January in 1999, the internet has taken the world by storm. Its public recognition was reaching an all-time high. Back then, only a few people had an idea of what the internet was, or just how influential it would be in the next few years. However, now we've moved past the learning phase presented by the internet. Now, we very well know how dependent our lives have become on the internet. Similarly, Blockchain technology is presenting itself as the new internet. Experts believe that initially, people were reluctant to foresee the opportunities presented by Blockchain due to the Bitcoin buzz, but now they gradually have started understanding what Blockchain can do and how it can help transform our lives.
Is the fund you donated to that charity for children's welfare reaching those children, or will it be deposited to the bank accounts of the CEOs who run the charities? As per a study conducted by Charity Navigator, executives of some of the largest and most prestigious charity firms in the U.S. get salaries exceeding $1 million. However, if charities start accepting cryptocurrencies, it can lay the foundation for increased transparency.
By monitoring the wallet of your charity of choice, you can see their spending of funds. Significantly, it will ensure that the money given to the charity for a good cause is being used for good.
Soon, microtransactions would become a societal standard. If it happens, people will be able to send a few bucks to the writer of an incredible article they read before bed, to the Instagram influencer they've been following all the while, or to that indie artist who just launched his new EP as a free download. These small tips can be done within a single click and represent a threat to the latest advertising models. As of today, cost-effective cryptocurrencies such as Nano or Litecoin could best represent the potential for micropayments.

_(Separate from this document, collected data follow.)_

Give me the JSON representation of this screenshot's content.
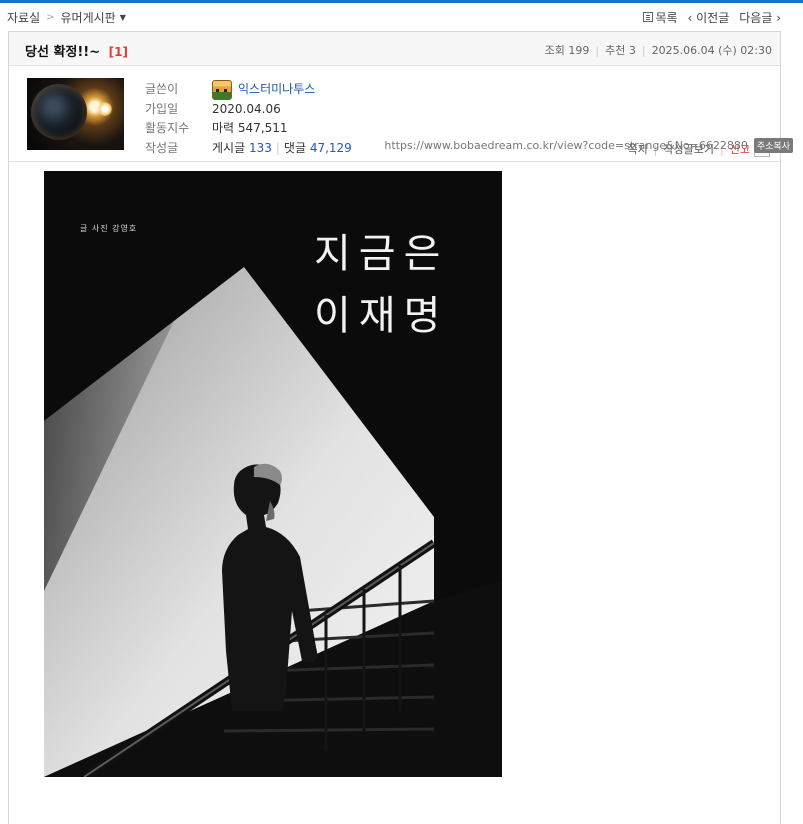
{
  "breadcrumb": {
    "root": "자료실",
    "separator": ">",
    "board": "유머게시판",
    "dropdown_arrow": "▼"
  },
  "top_nav": {
    "list_label": "목록",
    "prev_label": "‹ 이전글",
    "next_label": "다음글 ›"
  },
  "post": {
    "title": "당선 확정!!~",
    "comment_count": "[1]",
    "views_label": "조회",
    "views": "199",
    "recommend_label": "추천",
    "recommend": "3",
    "date": "2025.06.04 (수) 02:30"
  },
  "author": {
    "labels": {
      "writer": "글쓴이",
      "joined": "가입일",
      "activity": "활동지수",
      "posts": "작성글"
    },
    "nickname": "익스터미나투스",
    "joined": "2020.04.06",
    "activity_label": "마력",
    "activity_value": "547,511",
    "posts_label": "게시글",
    "posts_count": "133",
    "comments_label": "댓글",
    "comments_count": "47,129"
  },
  "actions": {
    "message": "쪽지",
    "view_posts": "작성글보기",
    "report": "신고",
    "more_arrow": "▼"
  },
  "url": {
    "text": "https://www.bobaedream.co.kr/view?code=strange&No=6622880",
    "copy_label": "주소복사"
  },
  "poster": {
    "credit": "글 사진 강영호",
    "title_line1": "지금은",
    "title_line2": "이재명"
  },
  "colors": {
    "accent": "#1a73c6",
    "link_blue": "#2255cc",
    "report_red": "#d9352b",
    "comment_red": "#e53935"
  }
}
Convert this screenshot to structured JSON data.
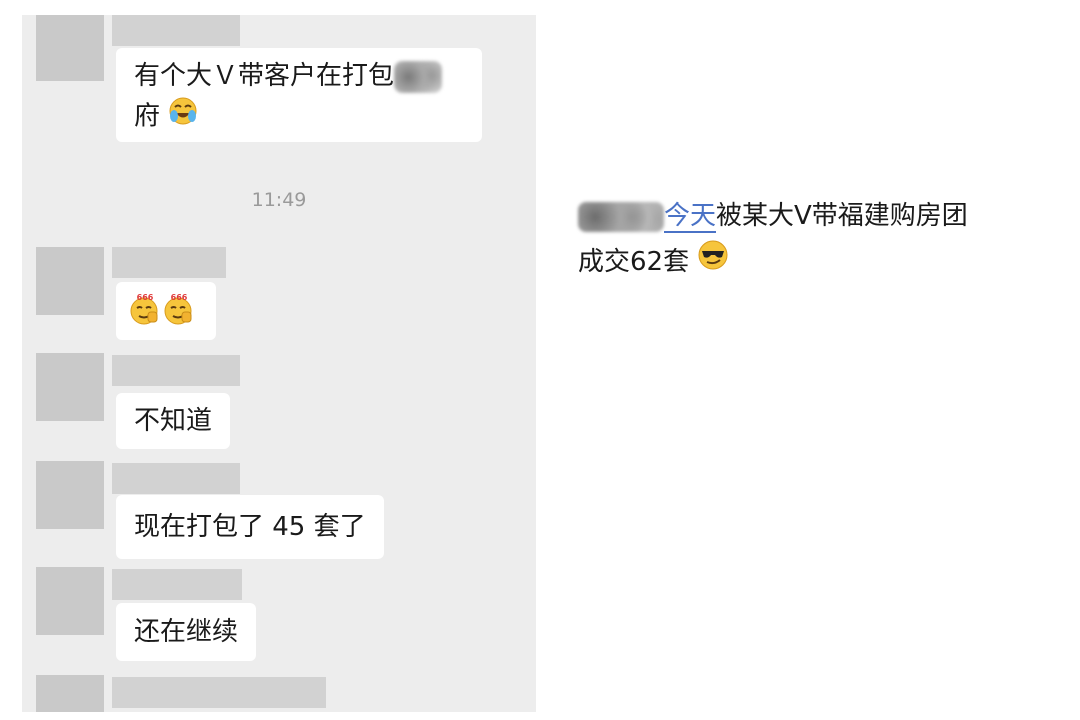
{
  "chat": {
    "messages": [
      {
        "line1": "有个大Ｖ带客户在打包",
        "line2": "府"
      },
      {
        "emoji_tag": "666"
      },
      {
        "text": "不知道"
      },
      {
        "text": "现在打包了 45 套了"
      },
      {
        "text": "还在继续"
      }
    ],
    "timestamp": "11:49"
  },
  "post": {
    "line1_link": "今天",
    "line1_rest": "被某大V带福建购房团",
    "line2": "成交62套"
  },
  "icons": {
    "crying_laughing": "crying-laughing-emoji",
    "thumbs_up_666": "666-thumbs-up-emoji",
    "sunglasses": "sunglasses-emoji"
  },
  "colors": {
    "chat_background": "#ededed",
    "bubble": "#ffffff",
    "avatar_placeholder": "#c9c9c9",
    "link": "#4a72c6"
  }
}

Remittances, when migrants make cross-border payments, or in other words send money to their families back home, are quite fee-heavy transactions. Usually, they eat up as much as 7% of the money that is being sent. It's not only the middle-class American who will get benefit from the low cost associated with transferring cryptocurrencies but also aid the low-income laborer who can't afford to pay 7% of his $100/month paycheck.
The advent of the internet+ smartphone combination has provided us with access to incredible networks for the last couple of years. For instance, Uber offers us ride-sharing, Airbnb gives us overseas accommodation, and Postmates brings peer-to-peer food delivery. However, in return for plugging into these networks, the company which connects us to a network charges a hefty amount. Here, Blockchains can remove the need of having a centralized authority. Instead, it will allow us to establish these same networks using blockchain-based decentralized applications, which will prove to be quite cost-effective.
It could surprise many, especially outsiders who think of the Blockchain revolution as a set of optimistic libertarians wanting to form a "new world." Nevertheless, Blockchain technology has a surprising amount of applicability within governments. Whether it's a land registry, an identity solution, birth and death certificates, tokenizing energy, or data integrity, Blockchain has the power to influence governments by allowing them to significantly reduce costs.